• Nancy

Memoirs & the People Who Love (or Do Not Love) Them

A good friend shows her feelings about the insane rise in the number of memoirs coming out each month by calling them “me mores.”

I can’t say that I disagree with her, either. Every day, it seems, another new memoir arrives in the mail for review. I am both very dutiful and respectful of the amount of time and effort that goes into writing a book) and begin most of them but very soon I give up because I just can’t take one more book where “I” is the word that appears most often on the page. What can be said except that some people object to four-letter words in the books they read; I object to the overuse of the one-letter word.

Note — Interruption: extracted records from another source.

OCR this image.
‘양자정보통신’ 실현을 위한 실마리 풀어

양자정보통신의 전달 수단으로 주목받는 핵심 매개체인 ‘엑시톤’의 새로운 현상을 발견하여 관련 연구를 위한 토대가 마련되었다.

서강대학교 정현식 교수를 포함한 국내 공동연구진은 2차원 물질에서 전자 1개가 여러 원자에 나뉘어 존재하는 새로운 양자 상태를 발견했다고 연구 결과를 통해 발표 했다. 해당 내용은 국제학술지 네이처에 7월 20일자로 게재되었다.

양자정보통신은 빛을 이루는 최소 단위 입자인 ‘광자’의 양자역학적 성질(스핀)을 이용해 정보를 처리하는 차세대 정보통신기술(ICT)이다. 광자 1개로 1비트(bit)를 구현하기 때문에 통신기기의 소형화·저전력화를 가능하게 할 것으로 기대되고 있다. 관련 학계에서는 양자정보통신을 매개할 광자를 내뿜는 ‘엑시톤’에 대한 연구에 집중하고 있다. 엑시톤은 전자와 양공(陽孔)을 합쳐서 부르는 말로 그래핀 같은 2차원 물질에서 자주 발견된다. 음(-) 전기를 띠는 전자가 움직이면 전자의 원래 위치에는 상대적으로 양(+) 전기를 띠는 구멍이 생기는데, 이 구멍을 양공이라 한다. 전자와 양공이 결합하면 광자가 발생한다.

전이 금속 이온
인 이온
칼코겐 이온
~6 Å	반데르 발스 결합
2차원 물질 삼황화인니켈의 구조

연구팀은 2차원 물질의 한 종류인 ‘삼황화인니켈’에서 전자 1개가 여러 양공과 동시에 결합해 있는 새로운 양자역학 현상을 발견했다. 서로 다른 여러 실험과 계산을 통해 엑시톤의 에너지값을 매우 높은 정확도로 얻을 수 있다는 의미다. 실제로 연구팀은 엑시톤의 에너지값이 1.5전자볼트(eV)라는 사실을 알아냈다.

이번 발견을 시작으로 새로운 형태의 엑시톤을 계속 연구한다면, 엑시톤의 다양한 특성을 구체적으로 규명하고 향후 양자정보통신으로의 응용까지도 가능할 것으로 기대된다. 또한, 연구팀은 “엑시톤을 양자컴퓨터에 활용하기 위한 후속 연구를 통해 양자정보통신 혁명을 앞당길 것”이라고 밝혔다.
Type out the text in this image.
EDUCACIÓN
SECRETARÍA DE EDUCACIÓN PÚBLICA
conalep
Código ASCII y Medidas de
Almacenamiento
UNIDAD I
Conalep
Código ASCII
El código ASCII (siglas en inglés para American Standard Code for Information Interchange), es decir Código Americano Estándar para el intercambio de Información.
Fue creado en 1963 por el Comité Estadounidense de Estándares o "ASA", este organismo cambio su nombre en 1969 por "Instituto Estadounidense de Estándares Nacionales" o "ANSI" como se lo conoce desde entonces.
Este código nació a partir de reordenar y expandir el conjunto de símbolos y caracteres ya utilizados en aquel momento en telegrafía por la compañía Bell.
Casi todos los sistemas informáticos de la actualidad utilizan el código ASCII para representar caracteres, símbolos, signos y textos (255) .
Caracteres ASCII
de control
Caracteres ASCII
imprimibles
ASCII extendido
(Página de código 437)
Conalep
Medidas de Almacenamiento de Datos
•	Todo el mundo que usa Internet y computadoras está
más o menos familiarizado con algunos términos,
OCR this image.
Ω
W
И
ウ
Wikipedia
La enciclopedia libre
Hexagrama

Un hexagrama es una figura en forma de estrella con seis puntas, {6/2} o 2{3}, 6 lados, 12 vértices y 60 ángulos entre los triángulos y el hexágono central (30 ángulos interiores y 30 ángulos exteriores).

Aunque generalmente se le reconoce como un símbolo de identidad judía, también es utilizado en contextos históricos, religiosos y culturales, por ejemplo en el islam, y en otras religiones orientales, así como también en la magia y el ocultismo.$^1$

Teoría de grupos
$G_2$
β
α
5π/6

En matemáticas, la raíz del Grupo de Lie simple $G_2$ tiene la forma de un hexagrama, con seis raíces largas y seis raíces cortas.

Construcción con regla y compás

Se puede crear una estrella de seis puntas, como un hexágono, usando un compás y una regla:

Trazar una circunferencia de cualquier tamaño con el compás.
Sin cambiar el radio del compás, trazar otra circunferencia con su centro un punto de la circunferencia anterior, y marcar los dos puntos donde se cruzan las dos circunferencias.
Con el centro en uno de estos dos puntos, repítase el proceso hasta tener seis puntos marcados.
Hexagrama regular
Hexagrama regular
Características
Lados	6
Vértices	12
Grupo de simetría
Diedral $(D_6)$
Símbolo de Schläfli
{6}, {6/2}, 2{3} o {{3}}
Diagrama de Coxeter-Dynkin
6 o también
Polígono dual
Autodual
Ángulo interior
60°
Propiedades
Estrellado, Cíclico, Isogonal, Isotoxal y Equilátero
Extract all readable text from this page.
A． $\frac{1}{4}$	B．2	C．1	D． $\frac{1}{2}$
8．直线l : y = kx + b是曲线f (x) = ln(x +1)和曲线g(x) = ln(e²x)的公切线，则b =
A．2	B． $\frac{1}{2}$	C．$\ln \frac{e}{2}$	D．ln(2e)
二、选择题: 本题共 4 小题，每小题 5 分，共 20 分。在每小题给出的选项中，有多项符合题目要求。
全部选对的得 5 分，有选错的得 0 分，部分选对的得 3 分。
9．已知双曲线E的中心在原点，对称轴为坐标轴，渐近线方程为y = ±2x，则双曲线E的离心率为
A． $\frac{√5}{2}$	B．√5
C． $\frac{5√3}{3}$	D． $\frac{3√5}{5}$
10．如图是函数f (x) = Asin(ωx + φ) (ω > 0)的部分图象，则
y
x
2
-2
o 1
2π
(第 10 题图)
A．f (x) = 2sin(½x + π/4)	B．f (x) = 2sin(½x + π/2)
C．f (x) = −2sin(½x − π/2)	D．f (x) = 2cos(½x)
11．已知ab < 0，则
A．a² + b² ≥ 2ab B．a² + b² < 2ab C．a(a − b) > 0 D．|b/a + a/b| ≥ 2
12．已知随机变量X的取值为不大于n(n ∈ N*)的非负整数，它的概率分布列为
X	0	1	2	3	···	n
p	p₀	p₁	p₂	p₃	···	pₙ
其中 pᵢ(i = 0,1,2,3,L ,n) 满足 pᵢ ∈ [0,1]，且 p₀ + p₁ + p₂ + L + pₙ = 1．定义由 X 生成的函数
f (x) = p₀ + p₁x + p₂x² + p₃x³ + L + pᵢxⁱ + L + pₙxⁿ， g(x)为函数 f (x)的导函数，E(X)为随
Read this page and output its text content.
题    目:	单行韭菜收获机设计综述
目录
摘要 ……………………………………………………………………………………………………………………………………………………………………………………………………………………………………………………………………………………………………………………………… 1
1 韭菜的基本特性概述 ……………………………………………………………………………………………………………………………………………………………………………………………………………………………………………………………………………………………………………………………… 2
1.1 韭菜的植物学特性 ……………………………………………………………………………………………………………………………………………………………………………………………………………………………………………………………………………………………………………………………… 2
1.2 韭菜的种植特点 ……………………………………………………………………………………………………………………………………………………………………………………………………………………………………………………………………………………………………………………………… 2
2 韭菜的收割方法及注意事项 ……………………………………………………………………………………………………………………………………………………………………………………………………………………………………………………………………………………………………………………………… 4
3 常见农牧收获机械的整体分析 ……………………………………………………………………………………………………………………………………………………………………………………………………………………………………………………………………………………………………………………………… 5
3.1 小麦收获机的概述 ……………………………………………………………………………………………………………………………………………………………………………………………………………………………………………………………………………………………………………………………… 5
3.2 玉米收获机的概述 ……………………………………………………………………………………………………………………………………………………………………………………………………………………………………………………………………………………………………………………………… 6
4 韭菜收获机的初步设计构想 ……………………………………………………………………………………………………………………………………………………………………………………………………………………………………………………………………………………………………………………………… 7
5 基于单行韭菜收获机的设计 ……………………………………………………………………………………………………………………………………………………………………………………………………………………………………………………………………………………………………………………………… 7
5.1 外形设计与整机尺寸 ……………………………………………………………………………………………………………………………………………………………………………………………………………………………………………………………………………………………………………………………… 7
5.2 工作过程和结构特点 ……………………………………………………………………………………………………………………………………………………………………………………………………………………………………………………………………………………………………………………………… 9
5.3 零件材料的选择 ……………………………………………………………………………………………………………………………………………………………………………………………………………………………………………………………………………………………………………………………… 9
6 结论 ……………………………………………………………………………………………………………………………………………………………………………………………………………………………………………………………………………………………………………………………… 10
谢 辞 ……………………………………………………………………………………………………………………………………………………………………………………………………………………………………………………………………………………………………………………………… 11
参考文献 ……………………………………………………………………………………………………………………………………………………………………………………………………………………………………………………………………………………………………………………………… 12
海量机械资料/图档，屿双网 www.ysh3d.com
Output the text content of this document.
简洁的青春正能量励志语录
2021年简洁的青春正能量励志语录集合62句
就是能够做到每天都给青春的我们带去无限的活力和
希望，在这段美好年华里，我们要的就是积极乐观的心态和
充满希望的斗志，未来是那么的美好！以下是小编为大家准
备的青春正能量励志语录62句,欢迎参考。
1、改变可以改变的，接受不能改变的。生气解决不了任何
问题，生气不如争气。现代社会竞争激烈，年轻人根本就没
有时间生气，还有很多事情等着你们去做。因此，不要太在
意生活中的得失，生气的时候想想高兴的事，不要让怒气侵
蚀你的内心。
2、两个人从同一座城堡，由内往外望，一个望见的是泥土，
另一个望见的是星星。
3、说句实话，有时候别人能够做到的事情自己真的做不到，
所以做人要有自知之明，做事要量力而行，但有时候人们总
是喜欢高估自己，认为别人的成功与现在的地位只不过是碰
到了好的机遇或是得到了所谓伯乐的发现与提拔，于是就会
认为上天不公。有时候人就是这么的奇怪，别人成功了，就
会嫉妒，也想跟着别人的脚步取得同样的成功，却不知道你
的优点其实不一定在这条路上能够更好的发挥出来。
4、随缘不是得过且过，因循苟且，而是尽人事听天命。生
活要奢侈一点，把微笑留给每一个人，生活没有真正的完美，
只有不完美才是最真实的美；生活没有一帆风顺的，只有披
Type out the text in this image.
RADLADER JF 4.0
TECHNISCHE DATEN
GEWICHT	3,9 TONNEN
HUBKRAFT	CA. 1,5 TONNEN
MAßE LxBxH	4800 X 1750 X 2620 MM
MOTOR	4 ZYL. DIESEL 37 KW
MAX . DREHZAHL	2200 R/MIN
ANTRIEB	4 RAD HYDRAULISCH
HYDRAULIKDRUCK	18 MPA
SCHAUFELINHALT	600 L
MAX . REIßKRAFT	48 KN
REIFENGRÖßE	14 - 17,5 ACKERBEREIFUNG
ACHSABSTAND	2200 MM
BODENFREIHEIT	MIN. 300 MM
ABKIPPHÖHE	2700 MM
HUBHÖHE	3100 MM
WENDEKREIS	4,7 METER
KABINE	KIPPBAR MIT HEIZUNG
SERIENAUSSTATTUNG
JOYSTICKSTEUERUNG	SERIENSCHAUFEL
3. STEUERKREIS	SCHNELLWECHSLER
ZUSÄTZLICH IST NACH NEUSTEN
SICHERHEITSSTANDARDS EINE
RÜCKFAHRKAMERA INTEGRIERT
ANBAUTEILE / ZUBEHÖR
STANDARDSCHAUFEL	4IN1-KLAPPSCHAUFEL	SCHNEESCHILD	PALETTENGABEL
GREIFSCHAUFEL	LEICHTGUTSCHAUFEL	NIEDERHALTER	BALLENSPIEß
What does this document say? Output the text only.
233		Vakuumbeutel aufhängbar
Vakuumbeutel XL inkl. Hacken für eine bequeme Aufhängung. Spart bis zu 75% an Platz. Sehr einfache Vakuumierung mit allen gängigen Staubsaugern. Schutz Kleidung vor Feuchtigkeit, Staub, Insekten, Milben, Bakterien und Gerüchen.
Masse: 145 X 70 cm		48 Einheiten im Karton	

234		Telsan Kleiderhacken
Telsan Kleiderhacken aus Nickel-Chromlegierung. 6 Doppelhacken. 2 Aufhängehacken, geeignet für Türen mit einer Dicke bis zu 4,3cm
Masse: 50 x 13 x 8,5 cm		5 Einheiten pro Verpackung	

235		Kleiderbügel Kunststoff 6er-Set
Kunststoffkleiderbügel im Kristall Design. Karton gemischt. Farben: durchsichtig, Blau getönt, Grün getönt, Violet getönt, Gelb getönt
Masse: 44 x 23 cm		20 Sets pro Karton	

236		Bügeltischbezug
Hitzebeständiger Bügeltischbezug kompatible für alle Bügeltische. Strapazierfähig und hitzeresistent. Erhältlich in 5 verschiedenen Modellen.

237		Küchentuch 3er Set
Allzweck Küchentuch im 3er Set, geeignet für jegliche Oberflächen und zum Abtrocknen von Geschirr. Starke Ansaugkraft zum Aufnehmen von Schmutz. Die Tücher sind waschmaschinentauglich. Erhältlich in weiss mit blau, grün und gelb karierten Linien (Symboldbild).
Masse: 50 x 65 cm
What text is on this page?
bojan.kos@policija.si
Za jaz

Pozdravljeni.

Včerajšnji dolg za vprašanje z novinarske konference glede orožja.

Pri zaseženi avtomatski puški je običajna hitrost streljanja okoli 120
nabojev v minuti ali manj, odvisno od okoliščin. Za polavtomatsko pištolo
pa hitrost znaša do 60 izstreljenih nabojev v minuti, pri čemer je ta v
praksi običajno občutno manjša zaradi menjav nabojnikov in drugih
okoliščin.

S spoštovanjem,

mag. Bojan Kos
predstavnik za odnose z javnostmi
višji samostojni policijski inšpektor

However, there are some memoirs that I absolutely love. When I look over the list below, I’m hard pressed to see what, exactly, they have in common besides the fact that

I think the writer succeeds in looking outward as well as inward. Here they are:

Mary Cantwell’s Manhattan, When I Was Young

Brendan Gill. A New York Life

Mary Karr’s The Liar’s Club

Haven Kimmel. A Girl Named Zippy: Growing Up Small in Moreland, Indiana

Caroline Knapp. Drinking: A Love Story

J. R. Moehringer. The Tender Bar

Kate Moses. Cakewalk: A Memoir

Jason Schmidt. A List of Things That Didn’t Kill Me: A Memoir

Vivian Swift. When Wanderers Cease to Roam: A Traveler’s Journal of Staying Home

Moritz Thomsen. The Saddest Pleasure: A Journey on Two Rivers

Tobias Wolff. This Boy’s Life (Another friend believes that book of Wolff’s is a novel masquerading as a memoir, while Old School, the book he published three years after This Boy’s Life, is a memoir pretending to be a novel. I was quite taken with this observation when I first heard it, and remain so today.)